Note that \(Q\) also affects the phase curve of the system, since \[ \delta = \tan^{-1} \frac{2\beta\omega}{\omega_0^2-\omega^2} \approx \tan^{-1} \frac{2\omega}{Q\Delta}. \] Evidently as \(Q\) increases, the system becomes more responsive to sudden changes in phase around \(\omega_0\).

Arbitrary Driving Forces

The situation where resonance occurs in a DDHO system is not just confined to sinusoidal driving forces. Using Fourier analysis, we can decompose more arbitrary driving forces into a sum of sinusoidal driving forces of different frequencies. The simplest of these cases is when the driving force is periodic with some period \(\tau\). Even if the driver isn’t sinusoidal, we can decompose it into a linear combination of cosines of different frequencies, i.e. a Fourier Series, \[ f(t) = \sum_{n=-\infty}^{\infty} f_n e^{i \omega n t}, \] where each \(f_n\) can be found via the formula \[ f_n = \langle f(t), e^{i \omega n t} \rangle = \frac{\omega}{\pi} \int_0^{\tau} f(t) e^{i \omega n t} dt. \] Using the principle of superposition, we could then find the solution for each of the sinusoidal drivers term by term, and then sum them together to get the full solution.
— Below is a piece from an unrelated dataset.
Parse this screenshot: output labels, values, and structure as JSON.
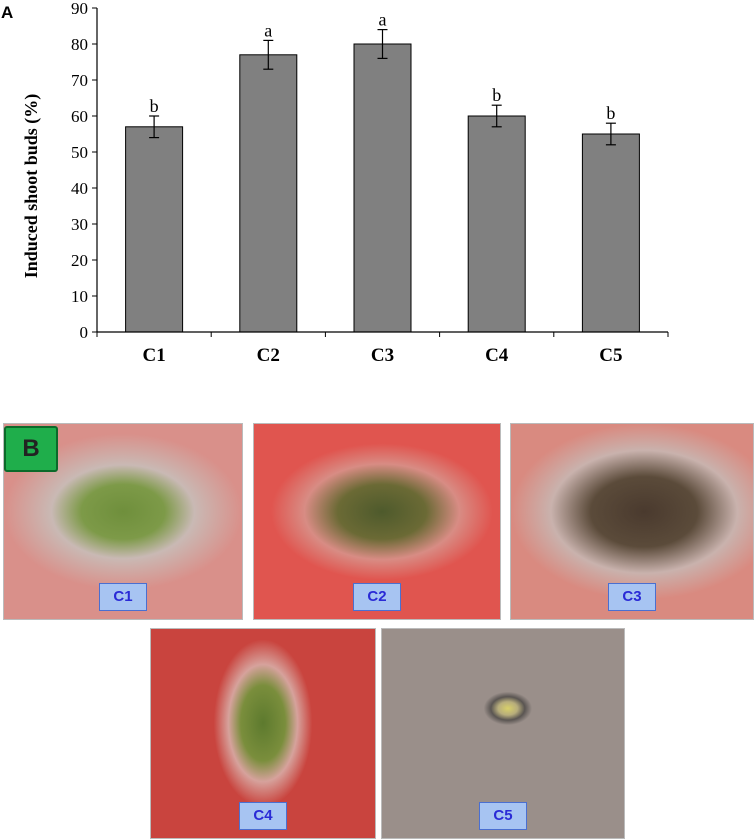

Each term will have amplitude and phase \[ A_n = \frac{f_n}{\sqrt{(\omega_0^2-\omega^2 n^2)^2 + (2\beta\omega n)^2}}, \quad \delta_n = \tan^{-1} \frac{2\beta\omega n}{\omega_0^2-\omega^2n^2}. \] Plugging these in will yield a general solution of the form \[ x(t) = x_h(t) + \sum_{n=1}^{\infty} A_n \cos(\omega n t - \delta_n). \] Each component will yield its own resonance frequency where \(\omega n \approx -\omega_0\). As a function of the main driving frequency, this means there will resonances at each \(\omega_n = \frac{\omega_0}{n}\). The resonance curve for \(A^2\) can be found via Parseval’s Theorem, which says \[ A^2 = \langle x^2(t) \rangle = \frac{1}{2} \sum_{n=0}^\infty A_n^2. \] The peaks evidently go to zero as \(n \rightarrow \infty\) since each \(A_n^2 \propto f_n^2\) and each \(f_n \rightarrow 0\) by the Riemann–Lebesgue lemma.
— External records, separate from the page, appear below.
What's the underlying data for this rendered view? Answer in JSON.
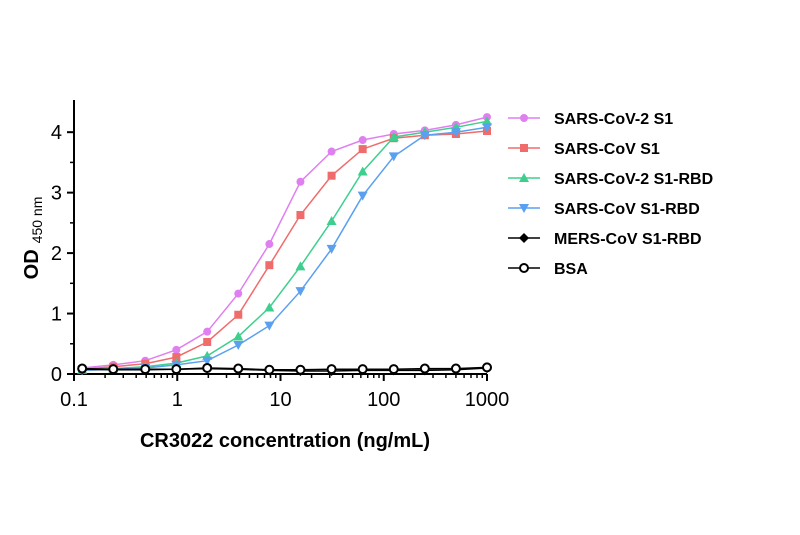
{
  "chart_data": {
    "type": "line",
    "title": "",
    "xlabel": "CR3022 concentration (ng/mL)",
    "ylabel_main": "OD",
    "ylabel_sub": "450 nm",
    "xscale": "log",
    "xlim": [
      0.1,
      1000
    ],
    "ylim": [
      0,
      4.4
    ],
    "xticks": [
      0.1,
      1,
      10,
      100,
      1000
    ],
    "xtick_labels": [
      "0.1",
      "1",
      "10",
      "100",
      "1000"
    ],
    "yticks": [
      0,
      1,
      2,
      3,
      4
    ],
    "ytick_labels": [
      "0",
      "1",
      "2",
      "3",
      "4"
    ],
    "grid": false,
    "legend_position": "right",
    "x": [
      0.12,
      0.24,
      0.49,
      0.98,
      1.95,
      3.9,
      7.8,
      15.6,
      31.25,
      62.5,
      125,
      250,
      500,
      1000
    ],
    "series": [
      {
        "name": "SARS-CoV-2 S1",
        "color": "#e07ff0",
        "marker": "circle",
        "values": [
          0.1,
          0.15,
          0.22,
          0.4,
          0.7,
          1.33,
          2.15,
          3.18,
          3.68,
          3.87,
          3.97,
          4.03,
          4.12,
          4.25
        ]
      },
      {
        "name": "SARS-CoV S1",
        "color": "#f06b6b",
        "marker": "square",
        "values": [
          0.08,
          0.12,
          0.17,
          0.28,
          0.53,
          0.98,
          1.8,
          2.63,
          3.28,
          3.72,
          3.9,
          3.95,
          3.97,
          4.02
        ]
      },
      {
        "name": "SARS-CoV-2 S1-RBD",
        "color": "#3ecf8e",
        "marker": "triangle-up",
        "values": [
          0.07,
          0.09,
          0.12,
          0.18,
          0.3,
          0.62,
          1.1,
          1.78,
          2.53,
          3.35,
          3.92,
          4.0,
          4.08,
          4.18
        ]
      },
      {
        "name": "SARS-CoV S1-RBD",
        "color": "#5aa0f0",
        "marker": "triangle-down",
        "values": [
          0.06,
          0.08,
          0.1,
          0.15,
          0.22,
          0.48,
          0.8,
          1.37,
          2.07,
          2.95,
          3.6,
          3.95,
          4.0,
          4.08
        ]
      },
      {
        "name": "MERS-CoV S1-RBD",
        "color": "#000000",
        "marker": "diamond",
        "values": [
          0.08,
          0.07,
          0.07,
          0.08,
          0.09,
          0.08,
          0.06,
          0.05,
          0.05,
          0.06,
          0.06,
          0.06,
          0.07,
          0.1
        ]
      },
      {
        "name": "BSA",
        "color": "#000000",
        "marker": "open-circle",
        "values": [
          0.09,
          0.08,
          0.08,
          0.08,
          0.1,
          0.09,
          0.07,
          0.07,
          0.08,
          0.08,
          0.08,
          0.09,
          0.09,
          0.11
        ]
      }
    ]
  }
}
What if the driving force isn’t periodic? In this case we have a few options. One would be to decompose it into its Fourier transform, \[ f(t) = \int_{-\infty}^{\infty} f(\omega) e^{i\omega t} dt. \] Then each term gives a set of complex amplitudes and phases that can be solved for and stitched back together to get \(x(t)\). Another solution that’s perhaps more common is to use Green’s functions. Instead of decomposing the driver into a linear combination of periodic functions, we’ll decompose it into a linear combination of impulse responses or delta functions, \[ f(t) = \int_{-\infty}^{\infty} f(t') \delta(t-t') dt'. \] To find the solution \(x(t)\), we first need to find the particular solution \(G(t-t')\) to the DDHO with an impulse response, \[ \ddot G + 2\beta\dot G + \omega_0^2 G = \delta(t - t'). \] Once this is found, we can stitch together the full solution as \[ x(t) = \int_{-\infty}^{\infty} f(t') G(t-t') dt'. \] Note the Green’s function solution already incorporates in the homogeneous solution since \(G(t-t')\) must itself satisfy the initial conditions.